A 30 round magazine, left, and a 10 round magazine, right, rest below an AR-15 rifle, similar to the weapon lost by an Orange County Sheriff's deputy Tuesday.
A 30 round magazine, left, and a 10 round magazine, right, rest below an AR-15 rifle, similar to the weapon lost by an Orange County Sheriff's deputy Tuesday.
Charles Krupa/AP

An unnamed Orange County Sheriff's deputy lost his AR-15 service weapon Tuesday, according to a press release issued Wednesday. The deputy had set his weapon, inside of its case, on his trunk before getting distracted and driving off without remembering to put it inside the vehicle.

"Numerous resources including reserve deputies, bloodhounds and investigative personnel immediately began a search of the area in and around the station as well as retracing the streets he drove on," according to the release.

The deputy was distracted by a phone call, OC Sheriff Sandra Hutchens said during a Wednesday press conference. The deputy had been preparing his equipment before his shift at about 7 p.m. Tuesday, before realizing it was missing at 3:15 a.m. the next morning. The search began immediately.

The deputy said he drove through streets in Aliso Viejo and Laguna Hills,  according to the release, but could not pinpoint where the rifle was possibly lost.

This comes at the same time as the OC Sheriff's Department continues to search for three inmates who escaped the Department's jail in Santa Ana on Friday.

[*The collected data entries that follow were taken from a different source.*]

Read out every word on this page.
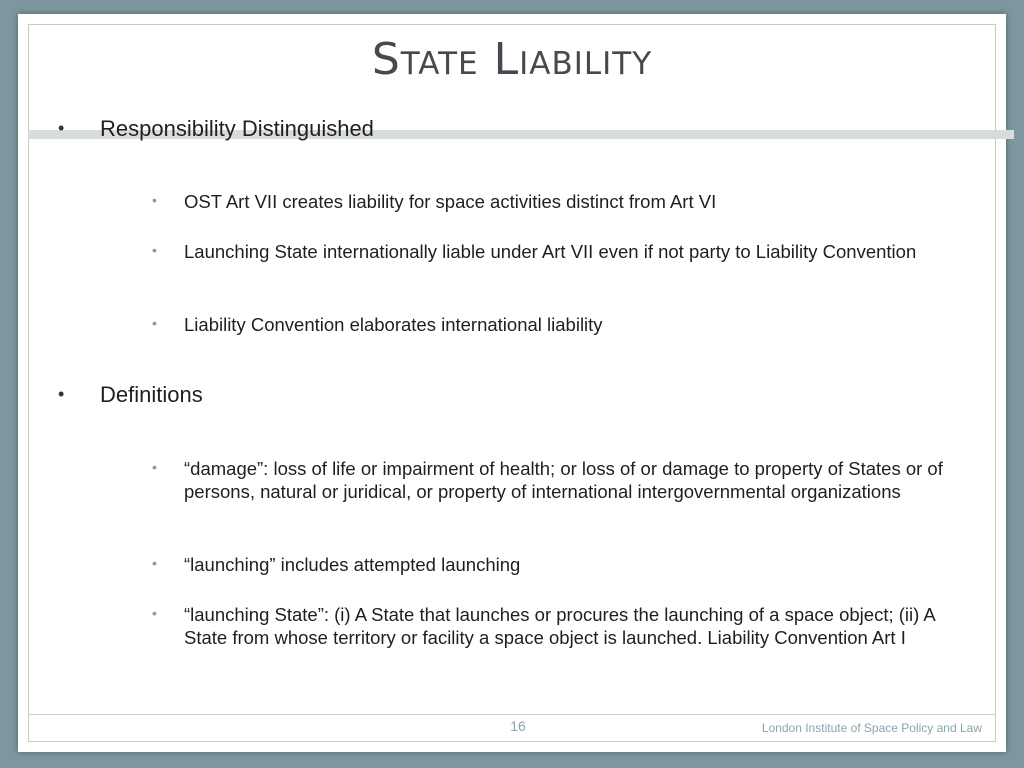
State Liability
• Responsibility Distinguished

• OST Art VII creates liability for space activities distinct from Art VI

• Launching State internationally liable under Art VII even if not party to Liability Convention

• Liability Convention elaborates international liability

• Definitions

• “damage”: loss of life or impairment of health; or loss of or damage to property of States or of persons, natural or juridical, or property of international intergovernmental organizations

• “launching” includes attempted launching

• “launching State”: (i) A State that launches or procures the launching of a space object; (ii) A State from whose territory or facility a space object is launched. Liability Convention Art I

16	London Institute of Space Policy and Law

The Department is asking the public to contact authorities if they have info on the missing weapon or if they locate it. They can call the OC Sheriff's Department at (714) 647-7000 or call anonymously at 855-TIP-OCCS.

The rifle was in a black nylon rifle bag and had three loaded magazine, according to the release. When contacted by KPCC, the OC Sheriff's Department provided no additional information.

Clarification: An earlier version of this post erroneously identified the weapon as an "assault rifle." Orange County police have identified it as a semi-automatic AR-15 carbine with military-style appearance, classified as an assault weapon.